There is every likelihood that the extraction process could breach the water table and allow the release of poisons into our water supply. The resultant geological disturbance could also cause earth tremors, underground collapse and subsidence in residential areas.
It is a highly capital intensive technology – attractive mainly to companies like INEOS anxious to extend the return on already committed huge investment.
Moreover, it is a short term and finite fix to our energy supply problem and extends our dwindling reliance on carbon fuels – with the resultant environmental and atmospheric pollution - rather than preparing for a major transition to renewable energy sources.
At the moment fracking is licensed by the UK government although it is proposed these powers will transfer to Scotland in 2017/18. Earlier in the year the SNP group at Westminster supported a moratorium on fracking in the UK but the government forced it through. I am pleased to say that in response to public concern the Scottish government has used its planning powers to put in place a moratorium on fracking whilst further research and public consultation are carried out. The government is now undertaking a full review of all of the scientific, environmental and energy supply factors involved with the technology and will report next year. I am hopeful that they will conclude that fracking should not be part of a future balanced energy policy for Scotland and that the drive to renewables should be intensified.
Another unconventional gas technology you may have heard about is Underground Coal Gasification or UCG. This process involves putting two pipes into the coal seam and pumping in high pressure air down one of the pipes. The coal is then burned to create a synthetic gas (syngas) which is extracted from the other pipe. Syngas can be used for electricity generation of making plastics. The Firth of Forth, offshore from Leith and Portobello, is one of the areas proposed for UCG development.
There are a range of scientific and environmental concerns about UCG which need explored. And of course the overall problem, as with fracking, is that this technology continues our reliance on fossil fuels at a time when we should be phasing them out. It is for these reasons that I made clear in my election campaign that I would not support the development of UCG.
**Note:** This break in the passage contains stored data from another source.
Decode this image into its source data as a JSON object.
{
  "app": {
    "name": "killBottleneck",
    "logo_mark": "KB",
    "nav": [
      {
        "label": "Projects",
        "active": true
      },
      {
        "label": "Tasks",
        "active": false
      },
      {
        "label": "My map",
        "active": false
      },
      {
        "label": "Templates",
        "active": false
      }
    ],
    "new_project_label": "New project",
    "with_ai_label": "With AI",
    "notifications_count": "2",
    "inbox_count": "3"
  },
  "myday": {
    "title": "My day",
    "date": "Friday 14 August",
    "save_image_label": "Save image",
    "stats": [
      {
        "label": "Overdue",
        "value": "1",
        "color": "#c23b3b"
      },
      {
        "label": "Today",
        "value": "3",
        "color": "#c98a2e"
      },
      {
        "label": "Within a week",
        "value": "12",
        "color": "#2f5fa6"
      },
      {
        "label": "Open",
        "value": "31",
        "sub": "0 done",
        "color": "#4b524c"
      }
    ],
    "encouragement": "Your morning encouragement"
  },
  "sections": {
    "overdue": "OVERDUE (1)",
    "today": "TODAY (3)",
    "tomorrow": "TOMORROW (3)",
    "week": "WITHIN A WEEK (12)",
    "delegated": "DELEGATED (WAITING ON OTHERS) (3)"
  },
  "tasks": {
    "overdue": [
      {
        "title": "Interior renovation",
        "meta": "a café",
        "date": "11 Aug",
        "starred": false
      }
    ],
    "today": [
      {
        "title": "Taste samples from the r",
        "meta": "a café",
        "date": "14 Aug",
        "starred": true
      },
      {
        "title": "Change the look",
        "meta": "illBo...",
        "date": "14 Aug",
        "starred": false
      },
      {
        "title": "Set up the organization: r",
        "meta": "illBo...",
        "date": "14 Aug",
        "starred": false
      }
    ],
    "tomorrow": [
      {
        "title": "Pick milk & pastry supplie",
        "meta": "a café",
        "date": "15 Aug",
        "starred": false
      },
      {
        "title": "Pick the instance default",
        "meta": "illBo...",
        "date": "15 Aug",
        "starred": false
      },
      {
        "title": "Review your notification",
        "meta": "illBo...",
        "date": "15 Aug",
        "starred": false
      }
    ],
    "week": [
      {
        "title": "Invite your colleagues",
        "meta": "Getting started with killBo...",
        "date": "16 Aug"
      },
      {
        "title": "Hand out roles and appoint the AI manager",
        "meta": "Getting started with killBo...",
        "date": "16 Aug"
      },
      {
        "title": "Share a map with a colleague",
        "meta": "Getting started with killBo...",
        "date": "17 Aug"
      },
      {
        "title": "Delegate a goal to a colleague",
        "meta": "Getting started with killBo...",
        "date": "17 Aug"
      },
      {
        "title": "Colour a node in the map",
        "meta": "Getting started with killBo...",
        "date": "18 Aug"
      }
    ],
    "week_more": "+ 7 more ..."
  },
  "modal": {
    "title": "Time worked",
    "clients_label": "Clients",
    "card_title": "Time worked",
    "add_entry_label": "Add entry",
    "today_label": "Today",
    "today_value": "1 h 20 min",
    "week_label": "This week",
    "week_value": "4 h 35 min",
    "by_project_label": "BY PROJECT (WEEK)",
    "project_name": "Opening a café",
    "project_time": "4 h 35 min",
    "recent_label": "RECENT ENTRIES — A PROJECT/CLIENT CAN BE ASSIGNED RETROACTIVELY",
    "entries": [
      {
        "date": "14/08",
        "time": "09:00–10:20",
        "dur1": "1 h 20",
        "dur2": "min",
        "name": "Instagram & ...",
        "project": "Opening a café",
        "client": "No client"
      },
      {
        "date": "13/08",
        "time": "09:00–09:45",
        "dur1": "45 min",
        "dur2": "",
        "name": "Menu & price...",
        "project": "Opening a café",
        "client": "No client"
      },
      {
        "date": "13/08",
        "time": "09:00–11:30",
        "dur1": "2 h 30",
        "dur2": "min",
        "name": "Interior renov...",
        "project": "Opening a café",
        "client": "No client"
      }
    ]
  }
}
It has also been mooted that UCG is a more environmentally friendly process than traditional coal and gas. But this would only be the case if it were able to utilise carbon capture storage – something which has never been done on a commercial scale. Without CCS the carbon footprint would be greater.
UCG will be carried out offshore, and so the licences do not fall under Scottish Government jurisdiction (The SNP has argued for powers over offshore development to be included in the new Scotland Act but the Tories have refused this as they have many other proposals). However, while the specific licences to carry out the process are controlled by Westminster, there are a substantial amount of licences they would need that would be under the direct supervision of the Scottish Government. These include licences from Marine Scotland and SEPA.
Moreover, unless UCG is to be undertaken from a floating platform (not likely) then onshore building would be required to drill out to sea and this would require planning permission. In my view this would be – de facto – covered by the intent of the moratorium. We won’t know until someone makes an application, and for the moment this doesn’t look likely as the companies involved have indicated they will wait until the Scottish Government clarifies its policy.
I am involved in the SNP Westminster Group on Fracking, and helped to organise a brief for MPs from Friends of the Earth, Greenpeace and Medact amongst others. I have met with local campaign group Our Forth and also met with Algy Cluff himself to hear what he had to say.